How about asking hard questions and having honest conversations about coping and choices and mental health? That seems like something we all need to do. We need to be able to talk to each other without anger or judgement, but do our best to understand the “why” behind choices. We are going to need to find a way to come together to support each other, and know that we are never going to make everyone happy. Somehow compromise has become an ugly word or concept. It doesn’t have to be that. There is no perfect solution out there but there are better ones. As long as we realize that we need to do this together, with our family, friends, neighbors, and also with people we might disagree with. Only then can we get back to what was once known as civil discourse.
Isn’t that what we all need to do now? To look at one another and say, “Hey, what do you need to get through this? How can I help?”
For our family, just having the time off between Christmas and New Years provided the down time that made a huge difference. We just needed to do nothing, a break. We ate, watched movies, slept late, and putzed around the house. It was wonderful.
So, how are you doing? Please be honest.
How have you changed in the past two years?

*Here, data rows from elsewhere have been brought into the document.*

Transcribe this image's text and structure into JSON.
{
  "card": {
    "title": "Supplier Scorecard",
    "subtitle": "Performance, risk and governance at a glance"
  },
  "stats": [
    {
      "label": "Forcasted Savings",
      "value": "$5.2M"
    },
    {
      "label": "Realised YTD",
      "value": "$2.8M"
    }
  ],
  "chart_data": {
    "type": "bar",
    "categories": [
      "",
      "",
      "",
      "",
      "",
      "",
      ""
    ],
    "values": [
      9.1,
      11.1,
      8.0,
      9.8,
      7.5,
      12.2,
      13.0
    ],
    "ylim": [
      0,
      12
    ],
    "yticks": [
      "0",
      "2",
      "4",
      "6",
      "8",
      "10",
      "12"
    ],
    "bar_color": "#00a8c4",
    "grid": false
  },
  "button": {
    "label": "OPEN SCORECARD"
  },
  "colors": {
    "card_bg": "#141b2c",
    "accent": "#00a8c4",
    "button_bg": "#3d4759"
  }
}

What do you miss? What have you learned? And what do you need?
Now is a wonderful time to reflect. We don't need resolutions. We simply need to think.
Think deeply about how to support yourself, your loved ones, and the ones you may not see eye-to-eye with.
Think about what you want “tomorrow” to look like. How do you want to feel? How do you want to make others feel? How can you help them?
At IOB, we're having similar conversations and asking these very questions.
How can we help YOU?
Sending a simple reminder that we're here. With open ears, open eyes, and open hearts.